Un chèque en bleu… devant la lampe.
Solder
de tout compte par réflexe d’éloignement
après un temps parfois
trop compassionnel. La fusion est toujours dangereuse.
En attendant, revoir la donne d’arrivée et de départ sans complaisance.
Revenir
doucement à ce que l'Ami Jean me racontait hier, en soirée, à propos
d'écriture. Revenir
à cette nécessité de faire une place un peu stable au plaisir
durable du lecteur.
Ce
n'est pas simple. On ne lâche pas facilement les trouvailles,
cet or
fallacieux des recherches dans l'intime, le sien ou celui des autres.
La
psychologie n'a pas bonne presse, d’autant plus qu’elle s’insinue partout, sous
le prétexte audacieux de santé publique
pour apprendre aux « gens » à « gérer » leurs
émotions, leur montrer comment ne pas
les imposer à la grande mécanique de rendement et d’enrichissement
sélectif planétaire. On peut facilement la
récuser aujourd’hui, au nom de la
génétique ou de la physique.

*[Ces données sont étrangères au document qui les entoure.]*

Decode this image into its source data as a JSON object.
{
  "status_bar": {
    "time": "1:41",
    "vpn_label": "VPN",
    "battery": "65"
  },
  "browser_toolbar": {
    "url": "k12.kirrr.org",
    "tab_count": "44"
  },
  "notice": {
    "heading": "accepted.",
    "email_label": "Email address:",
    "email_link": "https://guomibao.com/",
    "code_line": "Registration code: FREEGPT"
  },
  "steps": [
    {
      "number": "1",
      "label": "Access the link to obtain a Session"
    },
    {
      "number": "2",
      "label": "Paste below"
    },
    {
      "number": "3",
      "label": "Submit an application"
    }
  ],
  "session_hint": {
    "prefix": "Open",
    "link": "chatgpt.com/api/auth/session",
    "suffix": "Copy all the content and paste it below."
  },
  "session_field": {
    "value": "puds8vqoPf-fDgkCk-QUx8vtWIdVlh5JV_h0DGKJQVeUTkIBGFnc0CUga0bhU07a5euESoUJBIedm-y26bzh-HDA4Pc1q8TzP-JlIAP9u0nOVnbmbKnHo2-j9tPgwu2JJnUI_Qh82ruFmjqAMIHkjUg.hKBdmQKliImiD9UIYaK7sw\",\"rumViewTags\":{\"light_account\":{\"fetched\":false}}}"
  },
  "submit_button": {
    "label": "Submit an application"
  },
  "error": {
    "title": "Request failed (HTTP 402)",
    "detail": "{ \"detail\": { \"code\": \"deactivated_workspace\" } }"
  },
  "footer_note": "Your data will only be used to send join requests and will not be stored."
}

Elle n’est pas résorbable.
Comme
la poésie, elle empêche parfois de cerner maladivement l'image en 3 D du Réel. -Le Réel est un Monsieur disait un Médecin
parlant d’un microbe…
La
Poésie appartient à la 7° dimension, les trois précédentes ne sont pas
d'emblée à portée de l'esprit.
Seuls
les génies conceptuels et les fous peuvent anticiper de tels héritages.
Pour
le commun des lecteurs, les eaux d'internet sont des évaporations intempestives muées en fossiles précoces.
Il
suffit de se pencher sur l'écran pour trouver à chaque clic, le moulage d'une forme
de présence elliptique involontairement incrustée dans la suspension des
regards.
Le
manque de rareté a sédimenté au fur et à mesure et couche après couche, le désir et la
curiosité.
Le
dictionnaire a maintenant un rival bien
supérieur dans le registre de l’illimité , de « l’interminable »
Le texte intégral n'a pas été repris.